O economista-chefe da MB Associados, Sergio Vale, que tem uma das previsões mais conservadoras para o PIB deste ano e do próximo, esperava alta de 0,4% no PIB do segundo trimestre, também sinaliza viés de baixa em suas projeções, mas manteve as estimativas atuais para o PIB, de altas de 4,7%, em 2021, e de 1,4%, em 2022. Contudo está reavaliando cenário e, por enquanto, piorou as projeções para a inflação e para a taxa Selic.
“E lá vamos nós, novamente, com outra revisão de cenário. Para nós economistas, ter que revisar o cenário com frequência para baixo é sinal preocupante. E estamos fazendo isso cada vez mais nos últimos meses e não tem como ser diferente agora com a revisão da tarifa de energia para setembro”, escreveu Vale, em documento da consultoria divulgado aos clientes após os dados do PIB.
Por conta da forte pressão inflacionária, a inflação medida pelo Índice de Preços ao Consumidor Amplo (IPCA) poderá chegar a 10% no mês de setembro, pela novas estimativas de Vale, que prevê crescimento de 0,5% no PIB do terceiro trimestre e queda de 0,5% nos últimos três meses. “Para 2022, ajustamos a expectativa do IPCA para 4,7% e, consequentemente, a Selic também terá que ser maior. Esperamos o ciclo final terminar em 8,5%, ficando ficando nesse patamar ao longo de 2022 inteiro”, alertou.

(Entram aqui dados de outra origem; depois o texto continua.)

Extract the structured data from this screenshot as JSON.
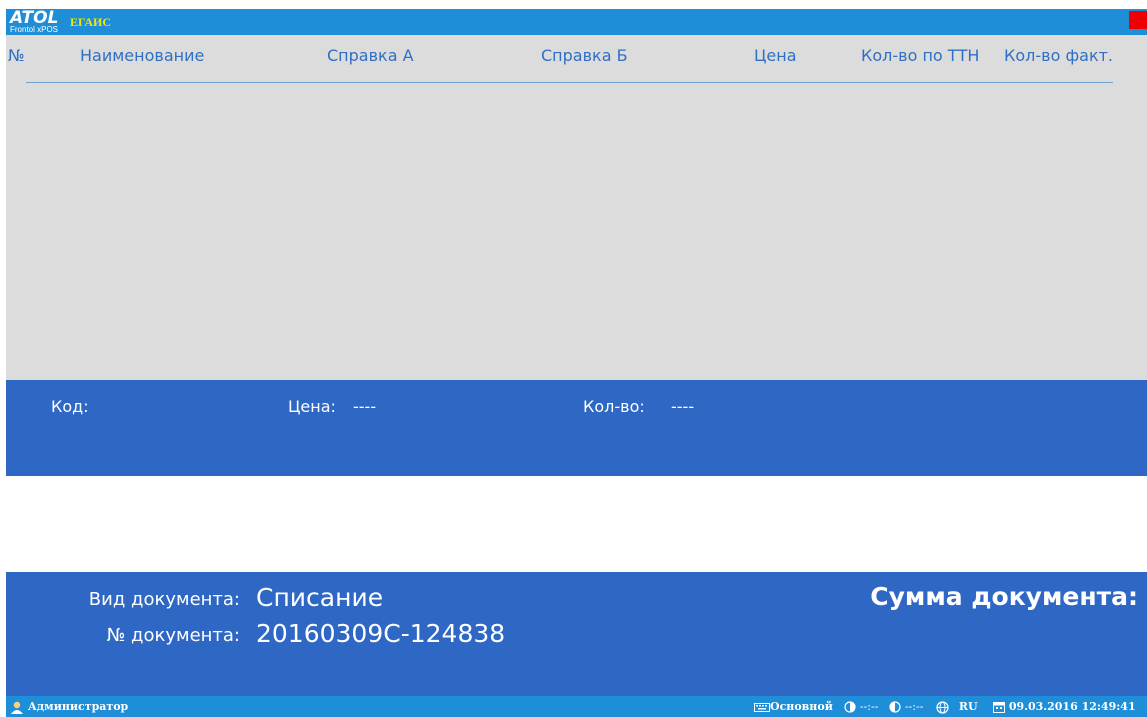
{
  "app": {
    "logo_main": "ATOL",
    "logo_sub": "Frontol xPOS",
    "module": "ЕГАИС",
    "close_color": "#ee0000"
  },
  "table": {
    "columns": [
      "№",
      "Наименование",
      "Справка А",
      "Справка Б",
      "Цена",
      "Кол-во по ТТН",
      "Кол-во факт."
    ],
    "rows": []
  },
  "info": {
    "code_label": "Код:",
    "price_label": "Цена:",
    "price_value": "----",
    "qty_label": "Кол-во:",
    "qty_value": "----"
  },
  "document": {
    "type_label": "Вид документа:",
    "type_value": "Списание",
    "number_label": "№ документа:",
    "number_value": "20160309С-124838",
    "sum_label": "Сумма документа:"
  },
  "status": {
    "user": "Администратор",
    "layout": "Основной",
    "time1": "--:--",
    "time2": "--:--",
    "lang": "RU",
    "datetime": "09.03.2016 12:49:41"
  },
  "colors": {
    "titlebar": "#1f8ed8",
    "panel": "#2f68c4",
    "table_bg": "#dcdcdc",
    "header_text": "#2f6fc4",
    "module_text": "#f5e600"
  }
}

Fernando Honorato, diretor de Pesquisas e Estudos Econômicos do Bradesco, revisou de 2,2% para 1,8% a previsão de crescimento do PIB de 2022, devido ao aumento das incertezas domésticas, que incluem os riscos de racionamento e as chances desaceleração global. “Não parece difícil restaurar uma perspectiva mais favorável para o próximo ano, afinal o crédito segue em expansão, o emprego está defasado em relação ao ciclo econômico, as empresas estão capitalizadas e houve reformas nos últimos anos. Mas um forte ciclo de expansão do consumo e dos investimentos requer redução da redução das incertezas. Enquanto essas persistirem, a variância das projeções do cenário seguirá maior do que a usual”, destacou o comunicado.